« LES DEBUTS N’ONT PAS D’IMPORTANCE » : LES HISTORES D’A. FINISSENT MAL, EN GENERAL

lebruitduoff.com – 10 juillet 2026

« Les débuts n’ont pas d’importance, ils sont toujours parfaits (Bébé & Doudou) – Texte de Solenn Denis –  Interprétation : le Collectif Denisyak – Le 11 –  jusqu’au 23 juillet – Relâche les 10 et 17 juillet – 13h25 – durée 1h15.

Dans une ambiance disco, le couple se rencontre et tombe amoureux. Les premiers instants ont la légèreté de toutes les histoires d’amour : des étreintes passionnées, des mots doux, des attentions réciproques. Puis, presque imperceptiblement, quelque chose se dérègle. Les certitudes vacillent. Il ne cherche plus seulement à la convaincre qu’elle se trompe ; il l’amène à douter d’elle-même. Lorsqu’elle ose remettre en question sa parole, c’est finalement elle qui se sent fautive d’avoir remis en question leur confiance qui les unit. Les remarques deviennent plus fréquentes, toujours formulées avec une apparente bienveillance. Sous couvert de conseils et d’attentions, les reproches s’accumulent jusqu’à fragiliser peu à peu sa confiance en elle.

Au plateau, un tapis orange trône au centre de la scène. De part et d’autre, deux plateformes basses aux teintes orangées dessinent un salon cosy, vintage, presque hors du temps. Comme si ce qui allait se jouer pouvait appartenir aux années 80… ou à aujourd’hui. Car les mécanismes de l’emprise, eux, n’ont pas d’époque. La création lumière accompagne avec une grande minutie chaque étape de la relation, épousant les émotions du couple et les variations de son histoire.

Olivia Corsini et Erwan Daouphars incarnent ce couple avec une grande justesse. Sans jamais forcer le trait, ils rendent crédible cette lente bascule où les gestes tendres laissent progressivement place au doute, jusqu’à l’installation de l’emprise. Au-delà de cette histoire d’amour, le spectacle interroge : comment ces schémas relationnels, qui semblent se répéter inlassablement, prennent-ils naissance et pourquoi continuent-ils de se transmettre ?
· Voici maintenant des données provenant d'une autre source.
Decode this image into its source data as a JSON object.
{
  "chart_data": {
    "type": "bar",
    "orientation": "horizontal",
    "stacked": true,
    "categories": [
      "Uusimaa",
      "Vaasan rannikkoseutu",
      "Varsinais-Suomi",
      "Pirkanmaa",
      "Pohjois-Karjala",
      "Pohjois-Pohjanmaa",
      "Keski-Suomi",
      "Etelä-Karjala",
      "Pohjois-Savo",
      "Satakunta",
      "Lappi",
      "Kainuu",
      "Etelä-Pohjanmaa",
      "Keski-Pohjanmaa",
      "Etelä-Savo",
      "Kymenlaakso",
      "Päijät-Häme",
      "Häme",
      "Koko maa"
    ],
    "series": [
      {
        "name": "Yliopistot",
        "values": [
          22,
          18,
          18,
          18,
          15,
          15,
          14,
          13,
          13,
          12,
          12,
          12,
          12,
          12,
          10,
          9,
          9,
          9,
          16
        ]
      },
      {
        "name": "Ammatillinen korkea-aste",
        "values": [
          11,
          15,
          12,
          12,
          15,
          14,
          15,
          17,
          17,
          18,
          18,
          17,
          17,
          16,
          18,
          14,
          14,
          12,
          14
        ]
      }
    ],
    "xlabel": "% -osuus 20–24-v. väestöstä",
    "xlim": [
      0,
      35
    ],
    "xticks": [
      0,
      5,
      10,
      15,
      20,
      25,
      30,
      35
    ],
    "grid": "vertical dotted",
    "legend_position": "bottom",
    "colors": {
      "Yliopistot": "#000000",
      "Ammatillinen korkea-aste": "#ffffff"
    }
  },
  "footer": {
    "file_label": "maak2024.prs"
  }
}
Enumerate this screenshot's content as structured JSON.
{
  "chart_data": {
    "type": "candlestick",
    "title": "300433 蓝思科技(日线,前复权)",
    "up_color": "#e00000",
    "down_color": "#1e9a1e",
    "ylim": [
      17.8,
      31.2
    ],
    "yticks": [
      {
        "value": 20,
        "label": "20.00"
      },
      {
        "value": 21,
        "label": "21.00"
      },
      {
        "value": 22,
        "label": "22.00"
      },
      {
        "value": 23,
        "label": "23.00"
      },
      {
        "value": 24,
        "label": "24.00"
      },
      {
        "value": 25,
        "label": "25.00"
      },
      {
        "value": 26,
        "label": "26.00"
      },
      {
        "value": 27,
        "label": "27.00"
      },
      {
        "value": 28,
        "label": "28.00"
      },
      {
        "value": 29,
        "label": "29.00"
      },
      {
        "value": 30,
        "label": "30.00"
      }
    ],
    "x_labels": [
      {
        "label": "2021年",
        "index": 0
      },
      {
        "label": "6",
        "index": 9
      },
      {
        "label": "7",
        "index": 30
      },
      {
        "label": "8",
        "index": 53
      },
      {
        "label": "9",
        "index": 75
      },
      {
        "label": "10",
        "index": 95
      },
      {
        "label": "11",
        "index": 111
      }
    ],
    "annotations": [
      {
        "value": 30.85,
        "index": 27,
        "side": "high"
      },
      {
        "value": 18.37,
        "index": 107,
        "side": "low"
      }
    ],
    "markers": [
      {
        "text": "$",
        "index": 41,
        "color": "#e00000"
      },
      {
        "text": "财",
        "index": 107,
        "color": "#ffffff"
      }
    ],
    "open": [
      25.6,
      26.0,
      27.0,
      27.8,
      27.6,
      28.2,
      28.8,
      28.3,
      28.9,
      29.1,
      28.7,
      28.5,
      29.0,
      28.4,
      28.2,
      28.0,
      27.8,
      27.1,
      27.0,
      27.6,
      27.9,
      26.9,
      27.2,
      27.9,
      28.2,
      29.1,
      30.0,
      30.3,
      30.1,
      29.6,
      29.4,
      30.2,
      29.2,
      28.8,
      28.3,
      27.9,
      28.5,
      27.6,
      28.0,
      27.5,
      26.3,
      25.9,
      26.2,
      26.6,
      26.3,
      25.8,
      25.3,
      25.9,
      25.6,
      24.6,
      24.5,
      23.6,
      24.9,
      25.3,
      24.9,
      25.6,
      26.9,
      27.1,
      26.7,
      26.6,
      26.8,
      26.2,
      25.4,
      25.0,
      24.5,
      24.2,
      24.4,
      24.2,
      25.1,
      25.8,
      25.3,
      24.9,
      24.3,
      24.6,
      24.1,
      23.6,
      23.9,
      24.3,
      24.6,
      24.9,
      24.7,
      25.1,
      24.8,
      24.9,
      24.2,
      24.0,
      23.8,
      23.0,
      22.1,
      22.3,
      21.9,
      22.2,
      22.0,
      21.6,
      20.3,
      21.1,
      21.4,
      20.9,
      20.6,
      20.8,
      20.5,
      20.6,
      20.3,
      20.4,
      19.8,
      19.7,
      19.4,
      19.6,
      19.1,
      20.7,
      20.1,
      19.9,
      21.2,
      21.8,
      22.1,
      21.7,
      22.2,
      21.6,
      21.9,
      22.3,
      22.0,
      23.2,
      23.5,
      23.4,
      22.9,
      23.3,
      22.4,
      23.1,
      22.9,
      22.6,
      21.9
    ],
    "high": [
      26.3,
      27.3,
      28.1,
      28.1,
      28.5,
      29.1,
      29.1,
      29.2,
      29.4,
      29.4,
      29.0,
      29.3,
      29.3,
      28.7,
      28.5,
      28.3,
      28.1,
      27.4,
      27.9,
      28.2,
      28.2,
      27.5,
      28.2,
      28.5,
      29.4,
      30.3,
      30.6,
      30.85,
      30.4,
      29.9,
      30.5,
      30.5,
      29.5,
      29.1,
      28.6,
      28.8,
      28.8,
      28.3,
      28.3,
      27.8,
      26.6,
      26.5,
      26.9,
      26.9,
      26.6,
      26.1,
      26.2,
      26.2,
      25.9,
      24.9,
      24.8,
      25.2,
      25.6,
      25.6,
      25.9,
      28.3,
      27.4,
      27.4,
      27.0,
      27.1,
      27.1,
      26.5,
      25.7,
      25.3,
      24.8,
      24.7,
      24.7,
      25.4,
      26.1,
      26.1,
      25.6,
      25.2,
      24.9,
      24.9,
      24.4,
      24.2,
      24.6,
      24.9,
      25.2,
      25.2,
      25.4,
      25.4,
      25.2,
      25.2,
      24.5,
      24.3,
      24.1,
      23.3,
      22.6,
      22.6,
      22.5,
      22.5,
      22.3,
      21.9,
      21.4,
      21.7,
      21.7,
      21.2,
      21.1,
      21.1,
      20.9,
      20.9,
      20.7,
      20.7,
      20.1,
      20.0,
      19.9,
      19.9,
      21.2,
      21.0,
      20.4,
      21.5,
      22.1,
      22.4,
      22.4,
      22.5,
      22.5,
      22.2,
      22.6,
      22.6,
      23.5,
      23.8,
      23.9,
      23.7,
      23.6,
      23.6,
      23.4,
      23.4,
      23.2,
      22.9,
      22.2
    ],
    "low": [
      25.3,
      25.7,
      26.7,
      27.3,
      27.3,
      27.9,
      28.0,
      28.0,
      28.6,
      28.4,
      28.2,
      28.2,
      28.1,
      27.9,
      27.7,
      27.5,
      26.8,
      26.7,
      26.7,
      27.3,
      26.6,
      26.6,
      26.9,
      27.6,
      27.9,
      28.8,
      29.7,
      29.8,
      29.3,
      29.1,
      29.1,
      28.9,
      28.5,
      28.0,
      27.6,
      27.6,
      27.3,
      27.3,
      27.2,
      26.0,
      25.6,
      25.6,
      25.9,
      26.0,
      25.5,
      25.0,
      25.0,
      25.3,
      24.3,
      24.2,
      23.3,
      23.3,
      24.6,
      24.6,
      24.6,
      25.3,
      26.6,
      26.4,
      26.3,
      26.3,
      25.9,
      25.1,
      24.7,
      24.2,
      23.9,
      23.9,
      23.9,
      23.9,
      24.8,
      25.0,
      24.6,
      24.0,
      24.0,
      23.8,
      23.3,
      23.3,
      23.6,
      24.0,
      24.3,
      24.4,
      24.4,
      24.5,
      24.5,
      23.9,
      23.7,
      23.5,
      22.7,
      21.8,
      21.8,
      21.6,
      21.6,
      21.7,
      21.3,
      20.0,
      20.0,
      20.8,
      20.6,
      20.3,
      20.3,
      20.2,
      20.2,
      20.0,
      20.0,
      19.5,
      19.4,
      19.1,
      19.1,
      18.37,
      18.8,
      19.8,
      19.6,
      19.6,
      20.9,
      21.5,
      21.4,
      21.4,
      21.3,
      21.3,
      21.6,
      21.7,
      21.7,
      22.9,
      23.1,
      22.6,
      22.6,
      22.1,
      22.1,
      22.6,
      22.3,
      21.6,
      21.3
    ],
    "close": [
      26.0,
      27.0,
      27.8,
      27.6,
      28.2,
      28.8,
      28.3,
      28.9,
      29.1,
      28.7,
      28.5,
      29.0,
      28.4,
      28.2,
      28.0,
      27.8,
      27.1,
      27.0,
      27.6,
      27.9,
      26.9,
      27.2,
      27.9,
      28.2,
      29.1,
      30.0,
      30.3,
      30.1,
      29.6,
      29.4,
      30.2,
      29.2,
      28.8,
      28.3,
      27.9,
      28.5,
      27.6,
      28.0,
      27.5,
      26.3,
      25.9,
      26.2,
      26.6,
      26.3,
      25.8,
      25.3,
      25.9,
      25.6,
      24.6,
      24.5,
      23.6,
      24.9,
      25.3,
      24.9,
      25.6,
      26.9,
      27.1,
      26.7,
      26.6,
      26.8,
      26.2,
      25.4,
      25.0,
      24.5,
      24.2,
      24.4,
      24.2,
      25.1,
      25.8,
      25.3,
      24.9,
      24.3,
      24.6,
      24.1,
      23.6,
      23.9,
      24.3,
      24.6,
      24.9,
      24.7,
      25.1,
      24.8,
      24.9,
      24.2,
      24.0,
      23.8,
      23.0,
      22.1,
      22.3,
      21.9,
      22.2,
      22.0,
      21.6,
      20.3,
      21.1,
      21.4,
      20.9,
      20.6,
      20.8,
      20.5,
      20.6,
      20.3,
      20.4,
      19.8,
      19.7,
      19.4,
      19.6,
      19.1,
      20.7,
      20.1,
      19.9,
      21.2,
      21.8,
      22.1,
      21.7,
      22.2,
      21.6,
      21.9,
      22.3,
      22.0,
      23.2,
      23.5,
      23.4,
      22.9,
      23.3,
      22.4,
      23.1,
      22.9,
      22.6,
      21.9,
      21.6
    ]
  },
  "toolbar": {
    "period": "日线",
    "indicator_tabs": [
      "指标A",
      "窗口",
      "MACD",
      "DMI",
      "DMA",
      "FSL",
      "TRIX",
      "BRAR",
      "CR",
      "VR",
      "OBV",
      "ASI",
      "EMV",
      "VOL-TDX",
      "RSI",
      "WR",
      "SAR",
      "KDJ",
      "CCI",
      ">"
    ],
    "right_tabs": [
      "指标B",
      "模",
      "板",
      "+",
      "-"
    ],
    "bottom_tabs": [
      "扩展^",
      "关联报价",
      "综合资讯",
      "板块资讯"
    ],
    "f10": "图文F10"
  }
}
Le recours au micro pour faire entendre les pensées des personnages s’avère parfois un peu moins fluide. Les gestes répétés pour le dégainer puis le ranger, comme dans un holster, peuvent ponctuellement rompre l’immersion du spectateur, sans toutefois nuire à la qualité du spectacle.

Les Rita Mitsouko chantaient que les histoires d’amour finissent mal… en général. Le Collectif Denisyak en démonte, avec une redoutable justesse, les mécanismes. Un spectacle qui dérange moins par ce qu’il montre que par la facilité avec laquelle chacun peut s’y reconnaître.